The petition closed on Tuesday the 25th of September 2018, with 418 signatures and was delivered to Parliament by Greg Rzesniowiecki 
Thank you Greg , Nikki Kaye , Lisa Er , to everyone who came down - and especially to one who didn't - who we've done this for : Penny Bright  - Alan Preston

2018-09-18

Auckland Council must comply with the Public Records Act 2005 – Petition

“Open the books,” was Penny Bright’s catch phrase and this petition is continuing her very valuable work insisting on transparency.

The Public Records Act is not being fully implemented and enforced in New Zealand.
Ratepayers’ have a right to know how their money is being spent.
NZ law is very clear on this requirement for transparency in public spending
“Requirement to create and maintain records
(1) Every public office and local authority must create and maintain full and accurate records of its affairs, in accordance with normal, prudent business practice, including the records of any matter that is contracted out to an independent contractor.”

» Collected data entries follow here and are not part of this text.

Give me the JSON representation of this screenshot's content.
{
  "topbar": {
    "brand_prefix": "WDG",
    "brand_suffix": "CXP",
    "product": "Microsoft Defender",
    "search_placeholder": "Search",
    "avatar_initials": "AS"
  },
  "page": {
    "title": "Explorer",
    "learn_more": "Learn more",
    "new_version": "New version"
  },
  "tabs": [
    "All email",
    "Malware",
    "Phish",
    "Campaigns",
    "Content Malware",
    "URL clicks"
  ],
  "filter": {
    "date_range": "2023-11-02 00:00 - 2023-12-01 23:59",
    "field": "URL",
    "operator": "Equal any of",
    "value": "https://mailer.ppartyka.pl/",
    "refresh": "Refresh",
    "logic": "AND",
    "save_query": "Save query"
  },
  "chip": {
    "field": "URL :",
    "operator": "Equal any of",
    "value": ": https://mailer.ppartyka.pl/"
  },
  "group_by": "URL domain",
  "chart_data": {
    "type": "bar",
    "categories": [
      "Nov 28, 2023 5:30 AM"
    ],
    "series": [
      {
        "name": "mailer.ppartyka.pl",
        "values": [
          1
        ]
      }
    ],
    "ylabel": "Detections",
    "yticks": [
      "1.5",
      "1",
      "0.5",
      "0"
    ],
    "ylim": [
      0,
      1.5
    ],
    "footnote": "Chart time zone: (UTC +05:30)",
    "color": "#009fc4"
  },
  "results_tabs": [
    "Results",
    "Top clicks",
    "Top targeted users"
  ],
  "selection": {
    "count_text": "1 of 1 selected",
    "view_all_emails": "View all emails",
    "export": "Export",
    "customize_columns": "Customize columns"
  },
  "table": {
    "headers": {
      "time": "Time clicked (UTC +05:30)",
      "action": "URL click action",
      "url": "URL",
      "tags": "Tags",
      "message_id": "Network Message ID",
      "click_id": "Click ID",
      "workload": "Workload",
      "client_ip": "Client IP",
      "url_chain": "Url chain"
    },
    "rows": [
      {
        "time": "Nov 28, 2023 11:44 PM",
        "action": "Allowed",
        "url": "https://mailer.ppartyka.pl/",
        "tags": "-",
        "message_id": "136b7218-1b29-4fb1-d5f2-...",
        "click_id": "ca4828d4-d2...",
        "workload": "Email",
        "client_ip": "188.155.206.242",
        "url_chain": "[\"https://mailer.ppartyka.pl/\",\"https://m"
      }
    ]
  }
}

The petition requests that the House of Representatives undertake an urgent inquiry into whether Auckland Council has failed to comply with the statutory requirements of section 17(1) of the Public Records Act 2005.
 "Council needs to provide the following details of awarded contracts on the websites of Auckland Council and Auckland Council Controlled Organisations (CCOs)
The unique contract number; name of consultant/contractor; a brief description of scope of contract; contract start/ finish dates; exact dollar value of every contract, including those sub-contracted; how contract was awarded, by direct appointment or public appointment or public tender.”

PLEASE SIGN THE PETITION HERE AND SHARE IT.


Private procurement, or “contracting out” of public services, formerly provided in-house by staff directly employed under the public service model, is often done under contract management.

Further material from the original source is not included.